The IN DOR has employed third-party transfer pricing professionals to provide knowledge and train its staff so it can develop its own subject matter experts (SME). Therefore, every taxpayer examination with a transfer pricing component has a SME assigned to it. These SMEs also will work with third-party consultants on complex issues. The presentation by the IN DOR on December 4, 2019, included a discussion on common deficiencies or problem areas the IN DOR sees in the transfer pricing documentation it reviews. Here is a brief summary of these issues:
- Timeliness of Comparable Companies’ Financial Data: The IN DOR believes the three most recent years of financial data should be used to calculate an arm’s-length range. This implies that transfer pricing analyses should be updated each year and prepared contemporaneously with the tax return filing.
- Geographic Area of Comparable Companies: The IN DOR believes that using U.S. comparable companies is the most appropriate and accurate data set. It will eliminate comparable companies domiciled in other countries, including Canada.

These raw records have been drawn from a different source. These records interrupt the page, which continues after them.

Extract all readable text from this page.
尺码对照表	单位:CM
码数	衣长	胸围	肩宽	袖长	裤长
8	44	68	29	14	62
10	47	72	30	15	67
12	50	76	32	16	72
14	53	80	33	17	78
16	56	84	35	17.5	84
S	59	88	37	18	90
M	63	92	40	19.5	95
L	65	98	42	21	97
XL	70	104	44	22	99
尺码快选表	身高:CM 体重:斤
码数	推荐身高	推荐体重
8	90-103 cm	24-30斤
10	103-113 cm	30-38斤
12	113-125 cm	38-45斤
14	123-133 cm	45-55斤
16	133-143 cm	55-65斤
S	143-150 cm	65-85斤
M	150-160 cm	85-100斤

- Inclusion of Loss-Making Comparable Companies: The IN DOR will remove loss-making companies from the set of comparable companies, thereby not including them in the arm’s-length range calculation. It believes that loss-making companies do not have the same risks as many of the corporate taxpayers it examines and therefore are not comparable to the taxpayer’s intercompany transaction.
- Inappropriate Adjustments to Financial Data: The IN DOR routinely examines any adjustments made to comparable companies and scrutinizes them closely to ensure the adjustments are relevant and not merely a mechanism to modify the arm’s-length range.
- Best Method & Financial Ratio Selections: The IN DOR is highly scrutinizing transfer prices determined using the comparable uncontrolled price method, comparable uncontrolled transaction method or comparable uncontrolled services price method as the best method. In addition, if the comparable profits method is used, then the IN DOR will examine the profit level indicator that was selected for the analysis to make sure it was the most applicable.
In addition to its transfer pricing initiative, the IN DOR also is implementing an advance pricing agreement (APA) program. This program is similar to the APA program offered by the IRS, but the application fee is currently nil. The IN DOR’s APA program facilitates a prospective agreement between the IN DOR and the taxpayer on a transfer price and will typically be applicable for six years, i.e., two audit cycles. The IN DOR is encouraging APAs for corporate taxpayers that are regularly under examination as a way to make the audit examination process more efficient. There is currently one APA being negotiated by the IN DOR.